I saw a team of people building a raft and so went over to inspect it. They were undertaking a test run in preparation for the raft race up the River Brit in just over a week. Had I been staying in the area they wanted to recruit me as they were short of crew.
I arrived at Southover, the Burton Bradstock beach, before 9am. There looked to be a nice cafe here; however, it didn’t open until 10 so I walked a mile detour to the nearby petrol station to buy something for breakfast. All this beautiful scenery and I breakfasted on a corned beef baguette and Jaffa cakes sat on a garage forecourt. Oh well, at least I was in the shade.
One last cliff before I reached the flat of Cogden Beach, which at some point turned into Chesil Beach. To begin with the path skirted the shingle bank and I could have been in Suffolk as I admired the sea kale and other plants growing on the shingle.

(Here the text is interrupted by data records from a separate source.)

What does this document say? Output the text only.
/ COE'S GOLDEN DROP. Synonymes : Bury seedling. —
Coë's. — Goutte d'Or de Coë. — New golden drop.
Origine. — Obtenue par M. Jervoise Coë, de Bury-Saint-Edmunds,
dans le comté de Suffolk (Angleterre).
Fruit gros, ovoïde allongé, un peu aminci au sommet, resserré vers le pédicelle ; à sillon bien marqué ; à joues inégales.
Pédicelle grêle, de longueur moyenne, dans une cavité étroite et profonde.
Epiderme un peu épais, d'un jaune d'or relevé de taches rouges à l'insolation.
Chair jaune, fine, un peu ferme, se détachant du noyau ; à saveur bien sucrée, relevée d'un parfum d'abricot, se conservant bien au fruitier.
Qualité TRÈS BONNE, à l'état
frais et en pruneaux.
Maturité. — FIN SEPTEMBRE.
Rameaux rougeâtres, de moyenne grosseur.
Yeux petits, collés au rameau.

There were a couple of reed-filled meres on my left but I think they had dried up as I came across a pile of dead fish. Apparently there hasn’t been much rain here this year. I was told that the micro-climate around Chesil Beach means it is particularly warm, so I chose the worst day to walk it: the hottest day of the year!
Too many times the path ended up on the shingle and that made the walking very tough. I think I prefer hills!
Finally the path turned inland to Abbotsbury and I got a great view of St Catherine’s Chapel atop the hill before the town.
In spite of the wind, the sunshine and heat was brutal and I was wilting. I was pleased with how I managed my day though because I started early and arrived at Abbotsbury at midday, pub opening time. I went straight into the Ilchester Arms and had 2.5 hours off. I drank 3 pints (of water and OJ and lemonade), ate a big lunch with salty fries, and cooled down enough to re-slather myself in suncream.
Abbotsbury is a picture postcard town that reminded me of the Cotswolds; all stone and thatch. Chatting to the pub manager I learned that 90% of the town is owned by one lady (apparently her family sold 10% to avoid having to pay for upkeep of the roads). She is a descendent of Mr Strangway, who “got rid of” the monks during the dissolution and thus was rewarded with all their land by King Henry VIII.
Orcus, a steward of King Canute, founded a Benedictine Monastery in Abbotsbury in 1044. St Catherine’s Chapel was built in the 14th Century. The Abbey did not escape the dissolution, but the Chapel did because of its situation on the hill, being a landmark and a seamark as well as a great lookout.
King Henry VIII liked to eat swans and they were provided by the Abbotsbury Swannery. The swannery is a great tourist attraction and still has about 1000 swans (an eighth of what it used to have). I did not pay to go in.
I really liked Abbotsbury, with all its history and the amazing views from St Catherine’s Chapel. I could see Chesil Beach stretching for 8 miles to Portland, forming a barrier between the brackish water of The Fleet and the salty sea.
I had a couple of hours still to walk, a bit further inland of The Fleet, to reach my campsite. It was hot going and I arrived just after 5pm. The campsite had a clubhouse so I ate there and relaxed over another pint of water (chased down with a beer). It had been a wonderful day.